Jennifer Juneau@jenniferjuneau1Contributor IIIMarch 30, 2011

The England National Anthem sung by Miss Wales hardly rang through the stands at Millennium Stadium on 26th of March; a booing crowd drowned out the notes as if they would make the England National team itself disappear. 

England goalkeeper Joe Hart couldn’t keep from smirking—boos only made the team that much more determined to show what they’ve become since their embarrassing stint in South Africa, in which Hart was left out. 

He trusted his teammates and with good reason: a penalty shot successfully taken by Frank Lampard, after Ashley Young was fouled by James Collins, set the tone for the first half and England were on their way.  A remarkable second goal from Darren Bent sent England to capture the 2-0 win.

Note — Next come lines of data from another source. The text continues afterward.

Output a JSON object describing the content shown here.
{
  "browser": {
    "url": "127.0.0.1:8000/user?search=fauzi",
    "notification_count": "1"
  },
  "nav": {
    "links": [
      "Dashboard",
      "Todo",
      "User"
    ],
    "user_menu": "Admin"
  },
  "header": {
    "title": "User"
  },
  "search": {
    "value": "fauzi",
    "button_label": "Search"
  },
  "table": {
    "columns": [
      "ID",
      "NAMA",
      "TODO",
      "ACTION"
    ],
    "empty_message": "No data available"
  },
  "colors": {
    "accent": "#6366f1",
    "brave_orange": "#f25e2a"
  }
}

Wales thought they had the match in the bag, but a first international game at home with manager Gary Speed, who carefully put together a solid squad set out to defeat England’s 4-3-3 formation of men in the Euro 2012 qualifying match, saw Wales defeated in front of thousands of fans by England, who is ranked No. 6 in the world. 

Wales, who believed they had a shot, are ranked 116.

What went wrong, couldn’t possibly be the question on anyone’s mind, although critics were quick to scramble for the excuse that Gareth Bale’s absence to the Wales’ side made a difference. 

Craig Bellamy, at age 31, who plans to retire from the international team soon, did his best to hold the squad together. 

No question regarding Wales’ performance is worth debating, but the answer clearly is that England have a steadfast determination that any team will find difficult to surpass. 

A World Cup humiliation would be enough to see Fabio Capello’s side through to the end and win the Euro 2012.  And speaking of sides, this is where the tightening began. 

Often seen in the stands throughout the season at Premier League matches, Capello was on the lookout for young blood to fuel the national team. 

Arsenal’s Jack Wilshere, age 19, was said to be watched closely by Capello.  Andy Carroll, 22, who is beginning to prove himself at Liverpool and Manchester City’s phenomenal goalkeeper Joe Hart, 23 were easy contenders. 

Although a more experienced side dominated the Euro qualifying matches with the likes of John Terry, Frank Lampard, Ashley Cole and Wayne Rooney, these up-and-coming players have become a solid fixture for the team. 

The first remedy was to place Joe Hart in goal, as England’s goalkeeper problems in South Africa were evident enough to assume this is where the change would start. 

The dismissal of Rio Ferdinand as captain in exchange for Terry, a natural strong leader at Chelsea, is another factor to guarantee England’s success. 

If the worst we can say about Capello’s leadership is that the problems he creates are internal within his team, that his English isn’t good enough to get through to his players, then it’s wise to presume England are in pretty good shape.